Information cities
Lee Sproull & John F. Patterson's Making information cities livable looks at cities of people rather than cities of bits:
Broadening the focus of a community's Net-based infrastructure from providing information about a particular community to supporting participation within it raises a host of research issues for designers of both computer tools and social tools. Here, we raise four policy issues. The first is the question of how open or closed infocities associated with local communities should be? ... The second issue is the size or granularity of an infocity associated with a physical community. In the physical world, people inhabit multiple, nested, partially overlapping local communities and neighborhoods. The same is probably true in an infocity associated with a physical community. How can these different, but related, spaces be represented and navigated? ... The third issue is the digital divide. Conventionally, it has been framed in terms of access to computing technology. However, even when unequal access is no longer a significant concern, the digital skills divide may still be a concern ... The fourth issue is the relationship between physical city participation and infocity participation ... A potential negative consequence of providing support for electronic participation is that people participating face-to-face might be lured away from these venues to the more comfortable and convenient electronic forms of participation. The history of technology and social change is full of unintended consequences. That would probably be a bad one.

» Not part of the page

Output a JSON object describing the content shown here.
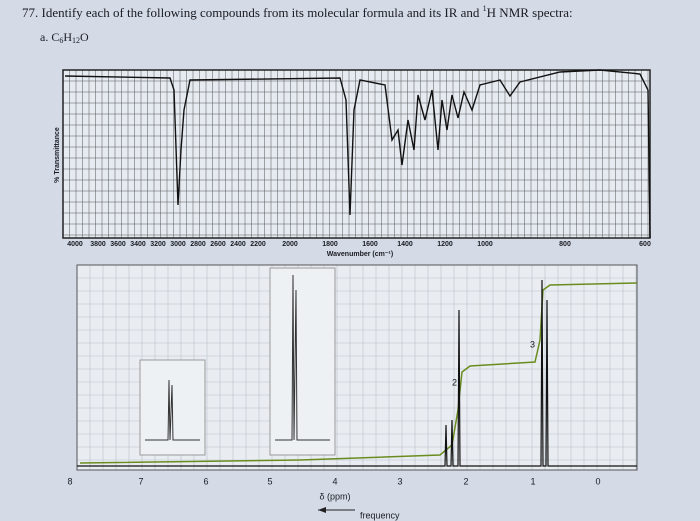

On the more techical side, in Blending digital and physical spaces for ubiquitous community participation, Elizabeth Churchill, Andreas Girgensohn, Les Nelson and Alison Lee write:
The paper discusses the use of FX PAL's Plasma Poster Network at two professional conferences, and in order to evaluate its applicability outside contexts where there is a high knowledge of, and interest in, experimental technologies, they have recently "installed a digital community bulletin board in a café/gallery in San Francisco, linking it to an online community space where content about café activities is posted."
It should be interesting to see how that works out, and it reminded me of Eric Laurier's current research project, The Cappuccino Community : cafés and civic life in the contemporary city.
For more on everyday life in the caffeinated city, see also: A café as it happens; having breakfast out (Eric Laurier) and An ethnography of a neighbourhood café: informality, table arrangements and background noise (Eric Laurier, Angus Whyte, Kathy Buckner).
If you like more political perspectives, you might enjoy Raoul Vaneigem on The Space-Time Of Lived Experience (1967).